John was born in Belfast, ME. The family moved to Bangor, ME, when he was a child and this is where he calls home, went to school and graduated. As a young man, only 17 years old, he wanted to join the military. His high school offered the opportunity for students in their senior year to join the Army Reserve. He had to have his mother’s permission, and he said with a smile in his voice, “He had to do a lot of begging but she relented.” So once every month during his senior year he marched off to the Army camp for training and then six months active duty after graduation. He served 10 years in the Army Reserve before going into the Air National Guard. While in the Guard he worked in the dental department as a dental assistant. and was trained in dental radiology. He enjoyed dental work and thought it would make a good career so after he was discharged from the service he attended and was graduated from Kerpel Dental Technician School in New York state. Money was scarce and he was fortunate to secure a job as an usher at the famous Radio City Music Hall. This was a fun way to earn extra cash and enjoy the “big time” in New York.

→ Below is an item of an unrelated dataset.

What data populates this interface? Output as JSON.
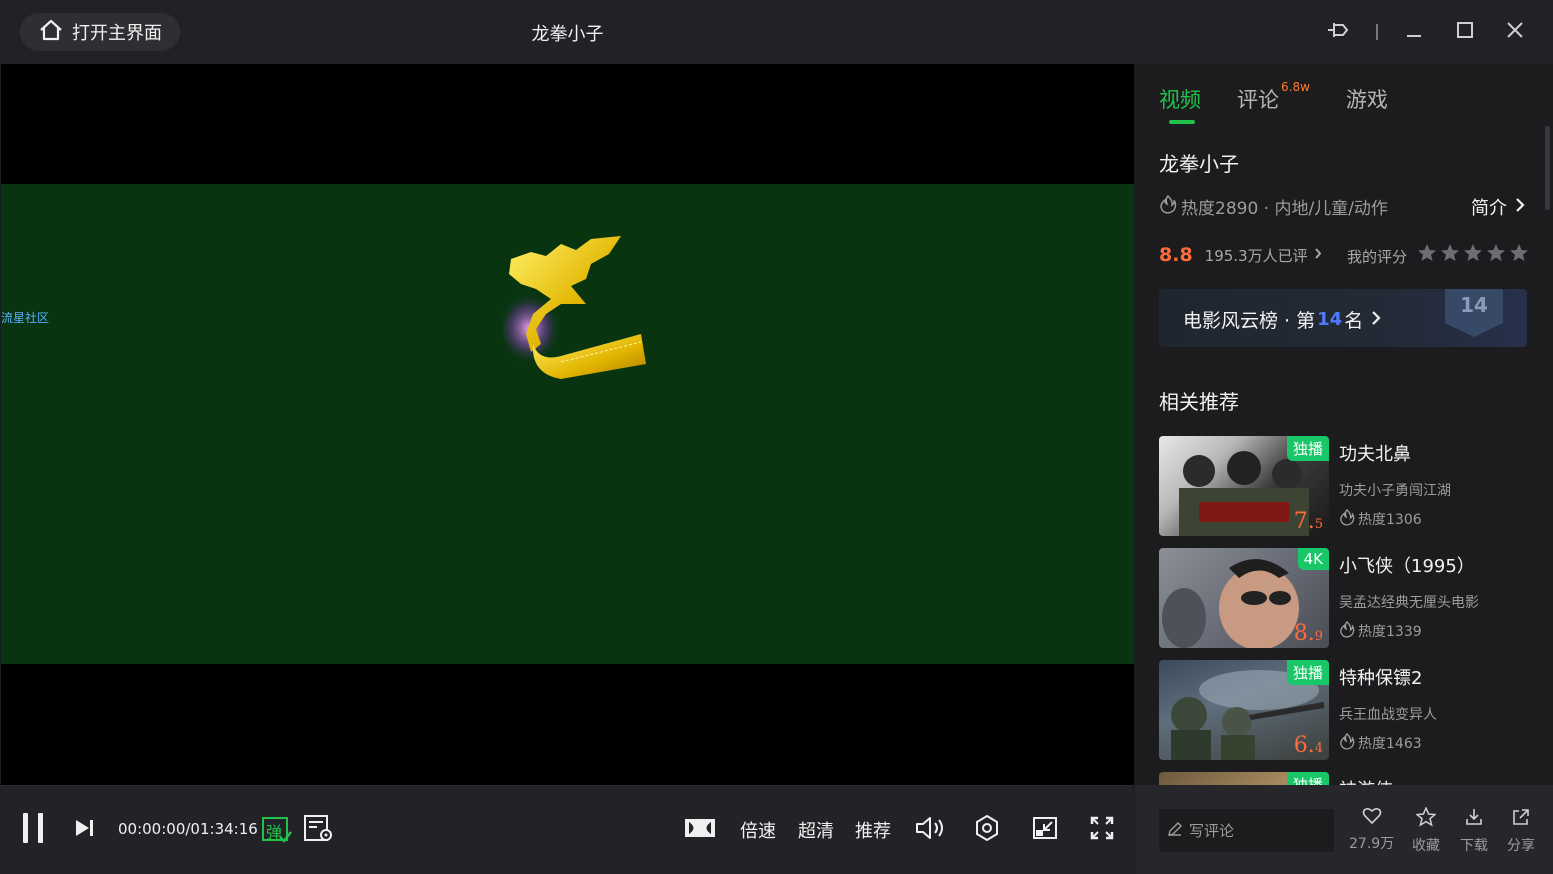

After graduation from Kerpel he worked in a very large dental laboratory knowing he would get a lot of experience working with as many as 60 technicians. After a time working in this laboratory he was confident enough to return home to Bangor and work in a dental laboratory for a private practice dentist. It was here he met a friend who worked with him as a technician When this friend saw the Canadians getting regulation to work independently he began promoting this idea among the technicians. The friend eventually lost interest in the project, but he had set a fire under John and the few other technicians who at that time had gotten on board with the idea of independence. Knowing they could serve people more efficiently with a more personalized, usable and much less expensive product without the “middle man,” the technicians were determined to win their independence. It was happening in Canada and they knew it could happen in Maine. So they organized and started visiting their legislators seeking recognition as independent practitioners.
This did not set well with the Maine Dental Association and who hired a lobbyist. “This guy buried us,” to quote John, “but we learned a good lesson how to lobby, so all was not lost.” The Maine Dental Association, in their efforts to fight the “uprising” began charging the Maine dentists $100 a month to fight this “threat.” That did not set well with the dentists who had been working successfully with these technician.
They went back to the legislators who finally agreed they could use the word “denturist” but to practice they had to go to school and the state was mandated to set up an educational program. Unfortunately, 18 years passed before, Ralph Dhuy, a Maine “denturist” took the initiative to start the procedure to get an educational program established. The state accepted the denturist program offered by George Brown College; this prestigious school established a college program that met and exceeded the educational criteria outlined by the state of Maine and offered an avenue for education for individuals seeking a career as a “denturist” in the United States. The state of Maine legislature finally approved a law that allowed denturists to work as independent practitioners. It was a rough road at first. Even after completion of their education and receiving a license these pioneers were required to obtain a Health Certificate before they could serve a patient. However, it was not long before this extra trip to a dentist or doctor was deemed unnecessary and an extra expense to the patient so the denturists were able to eliminate that requirement. Denturists in Maine have been successful in proving themselves proficient; their scope of practice now includes all removable dental prosthetics, they have their own sub-committee on the state health board, and are on the path to having greater board recognition.
John has been a pivotal individual throughout the years and all of the efforts in Maine. He is the senior member of the denturist subcommittee and continues to be active in promoting the profession. John is one of the last of the Denturist pioneers in Maine. He has a wealth of knowledge of the legislative process having lobbied and contributed to initiation of several bills which became law, including the 1996 law which opened the door for our education and practice. He is tenacious and patient; he never gave up and after enormous effort he along with fellow denturists finally received his “coveted” license to practice independently; at the age of 62 John was graduated from George Brown College.
John is a quiet sort of guy; very unassuming, but has textbook knowledge when it comes to his profession and has unrelenting determination that denturists should be available to serve in every state because denturists are the denture experts; he is proud of his profession He continues to serve patients in his private practice in Etna, Maine. When asked why he worked so hard seeking denturist legislation his inspiring response, “We had a dream; that kept us going.” The denturist profession owes this pioneer our respect and appreciation. To quote a fellow Maine denturist, “John is one of the best friends anyone could ever have. Generous to a fault, John is always there to help when needed. Truly a man to admire.” We are proud and honored to spotlight John Merrill.